SC3: Genomics in the Service of Cancer Immunotherapy
Sunday, April 30
10:00 AM - 1:00 PM
Instructor:
Prof. Zoltan Szallasi, M.D., Senior Research Scientist, Children's Hospital Informatics Program, Children's Hospital Boston, Harvard Medical School
COURSE OVERVIEW
The various forms of immunotherapy promise to be the most significant recent breakthrough in cancer therapy. In order to fully take advantage of this therapeutic approach, we will need to understand better several key aspects of antitumor immune response. What are the key players in terms of immune cells? What is the role of HLA presentation and neoepitopes? What is the relative significance of neoepitopes due to mutations, insertions/deletions or ectopically expressed genes? What is the significance of chemotherapy or DNA repair aberration induced mutations in the immune response to cancer? Many of these questions can be addressed by next generation sequencing, such as whole genome, whole exome and RNAseq approaches.
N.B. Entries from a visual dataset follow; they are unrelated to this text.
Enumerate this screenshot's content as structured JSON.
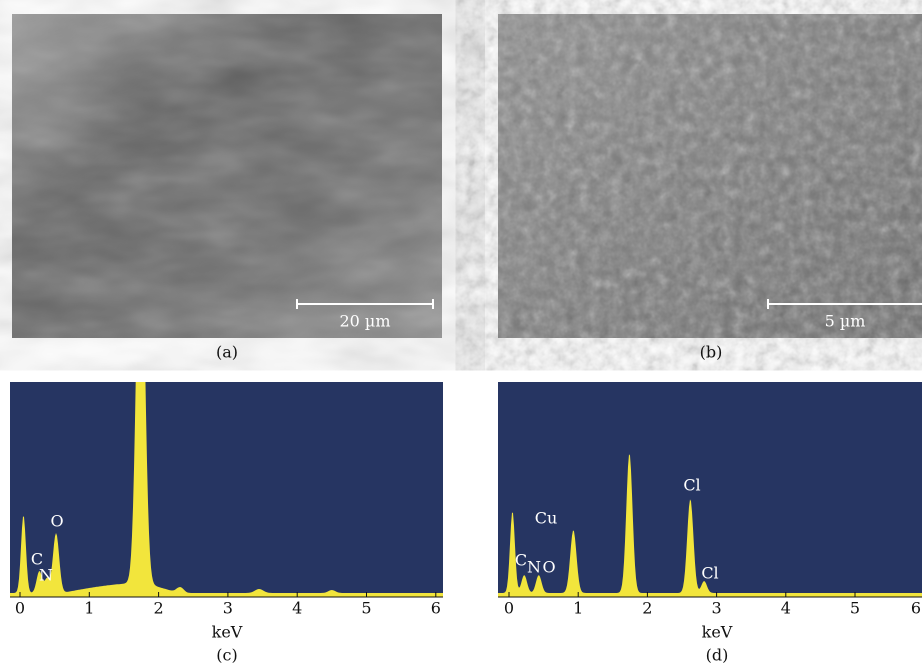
{
  "panels": [
    {
      "caption": "(a)",
      "scale_bar": "20 µm"
    },
    {
      "caption": "(b)",
      "scale_bar": "5 µm"
    },
    {
      "caption": "(c)",
      "x_axis_label": "keV",
      "x_ticks": [
        "0",
        "1",
        "2",
        "3",
        "4",
        "5",
        "6"
      ],
      "peak_labels": [
        "C",
        "N",
        "O"
      ]
    },
    {
      "caption": "(d)",
      "x_axis_label": "keV",
      "x_ticks": [
        "0",
        "1",
        "2",
        "3",
        "4",
        "5",
        "6"
      ],
      "peak_labels": [
        "C",
        "N",
        "O",
        "Cu",
        "Cl",
        "Cl"
      ]
    }
  ]
}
This tutorial will discuss these issues through concrete cases.
COURSE OUTLINE
- Relevant principles of cancer immunotherapy - MHC vs non-MHC driven mechanisms
- Computational aspects of basic immunological principles: sequence based HLA calling, predicting epitopes (NetMHC etc.)
- Computational pipelines predicting cancer epitopes from next generation sequencing data
- The impact of DNA repair pathway aberrations, genotoxic therapy, radiation therapy on neoepitope formation
- Genomic analysis of the T-cell receptor repertoire
- Intratumor heterogeneity and cancer immunotherapy
Instructor Biography
Zoltan Szallasi, M.D. is a senior research scientist Children's Hospital Informatics Program, Harvard Medical School and a professor at the Department of Systems Biology at the Technical University of Denmark. He has been active in both the theoretical and experimental aspects of cancer genomics. His lab applied genomics approaches to understand how DNA repair pathway aberrations determine cancer biology, especially in terms of sensitivity to specific therapeutic agents. He is also interested genomic approaches to improve the efficacy of cancer immunotherapy. He has published over 100 papers in molecular biology and bioinformatics. Dr. Szallasi has also been in the forefront of discussing the theoretical limitations of exploiting massively parallel biological measurements. He holds several patents in molecular pharmacology and bioinformatics.